Manuel da Fonseca - um grande escritor



Para Manuel da Fonseca, a literatura era um sonho de viver. 

Por Baptista-Bastos|00:30

Recordo muitas vezes o meu amigo, o seu sorriso triste, a palavra rápida, a percepção imediata das coisas, a coragem inaudita; e, também, a sua abalada ternura pelos companheiros, as melancólica confissões. Manuel da Fonseca, um dos maiores escritores de sempre da literatura portuguesa, o mais felino dos sarcastas e o mais generoso dos amigos. 

Havia, nele, a placidez dos grandes sonhos e a nobreza de olhar os camaradas com o respeito que eles, muitas vezes, não mereciam. Para ele, a literatura era um sonho de viver, e feria-o quando, aparentemente, o ignoravam. Passou, há dias, o aniversário da sua morte, recolhido ao Alentejo que escrevera como ninguém, num fulgor magoado e com o olhar enevoado de desgostos. 

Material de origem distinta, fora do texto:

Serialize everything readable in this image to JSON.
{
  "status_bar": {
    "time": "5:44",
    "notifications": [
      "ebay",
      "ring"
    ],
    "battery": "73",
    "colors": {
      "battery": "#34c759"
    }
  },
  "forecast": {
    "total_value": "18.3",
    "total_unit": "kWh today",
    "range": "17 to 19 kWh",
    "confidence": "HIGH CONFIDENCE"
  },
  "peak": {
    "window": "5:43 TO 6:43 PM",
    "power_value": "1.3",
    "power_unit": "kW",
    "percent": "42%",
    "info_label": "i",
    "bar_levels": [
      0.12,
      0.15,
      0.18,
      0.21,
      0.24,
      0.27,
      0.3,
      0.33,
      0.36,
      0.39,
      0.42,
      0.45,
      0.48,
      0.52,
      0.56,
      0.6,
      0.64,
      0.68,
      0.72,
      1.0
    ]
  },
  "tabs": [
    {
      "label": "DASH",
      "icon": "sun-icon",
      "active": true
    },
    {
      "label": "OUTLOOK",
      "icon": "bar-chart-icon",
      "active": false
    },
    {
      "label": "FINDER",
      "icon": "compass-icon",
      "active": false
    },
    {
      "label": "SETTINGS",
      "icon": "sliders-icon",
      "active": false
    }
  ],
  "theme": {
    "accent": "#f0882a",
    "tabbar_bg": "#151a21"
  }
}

‘O Fogo e as Cinzas’, admirável livro de contos, cuja organização se deve a Carlos de Oliveira, à mulher deste, Maria Ângela de Oliveira, e a José Gomes Ferreira, é um trabalho de amor e uma doação ao espírito daqueles tempos. Outros grandes títulos do grande autor; ‘Seara de Vento’, ‘Cerromaior’, filmado por Luís Filipe Rocha com a paixão devida, e outros mais. 

Certo dia, sabedor de que o meu amigo andava de dinheiro em baixo, falei com Francisco Pinto Balsemão para a entrada de Manuel da Fonseca como colaborador do jornal onde eu era redactor. E assim nasceram crónicas admiráveis, que eu editava no suplemento de domingo, sob o título ‘Pessoas na Paisagem’, uma experiência que me deu grande felicidade. Pontualmente, o meu velho amigo publicou, durante anos, sem uma falha, um texto ímpar que falava do seu Alentejo com a grandeza imaculada de quem escreve sobre o que ama. 

Estive, agora, a reler o grande escritor, com a emoção de quem está, de novo, a ouvi-lo e à sua voz pausada e lenta, revendo os seus olhos pequenos e vivos, recordando a sua lúcida atenção às coisas, aos homens e ao seu tempo. Mas, sobretudo, recordando a amizade e o afecto, de que sinto a falta.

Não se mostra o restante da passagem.